In carrying out his duties as quickly as possible, the executor will need to document all the steps he takes and let everyone concerned know what he is doing, she added. “Good communication can go a long way in preventing problems.”
An overwhelmed executor?
Mike Love noted that settling an estate can take a year and a half to two years, and about 160 hours. “Many people who are appointed executors have full-time jobs and families, and don’t have the time to put into the role. They can turn it down upon the death of the testator, but many want to honour the wishes of the deceased.”
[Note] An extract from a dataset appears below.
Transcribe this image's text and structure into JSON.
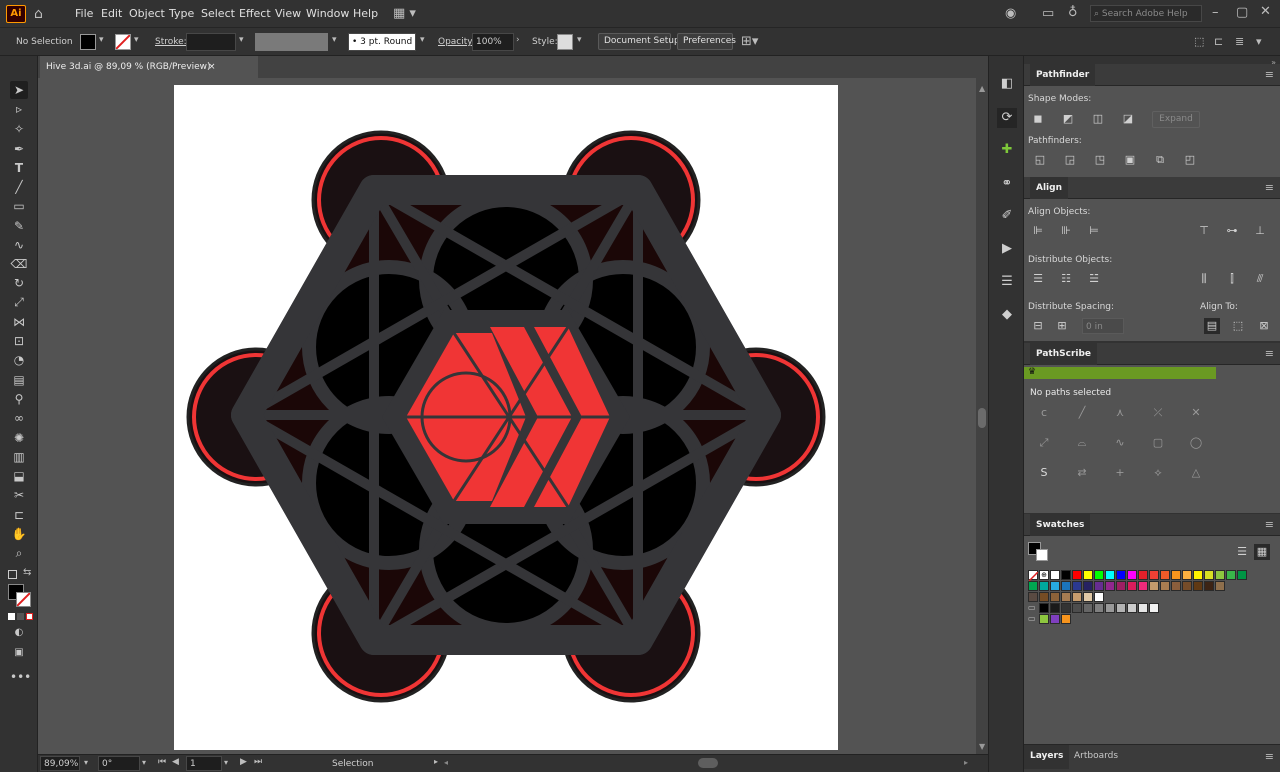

Trust companies can be called upon to help. “Your client can name a company such as ours as a co-executor in his will,” Love said. “Or the executor can hire us as an ‘agent’ after the client’s death. We’ll lay out a road map of what needs to be done; we can handle it all or selected tasks.”
He said the tasks executors often want help with are:
- Getting organized to file an application for probate. “Date-of-death valuations, information on beneficiaries – we’ll gather all this so it can be presented to the family’s lawyer,” Love said.
- Preparing and filing the final tax return.
- Dealing with the home – searching for important documents and valuables, and preparing the house for sale.
The advantages of seeking the assistance of a trust company, Neufeld said, is that the company won’t die or move to another jurisdiction. “It has experience in settling estates, and it will be impartial to beneficiaries.” The disadvantages, he added, are the fees it will charge – generally, the percentage of the value of the estate that an executor is entitled to as compensation in the province in which the testator lived.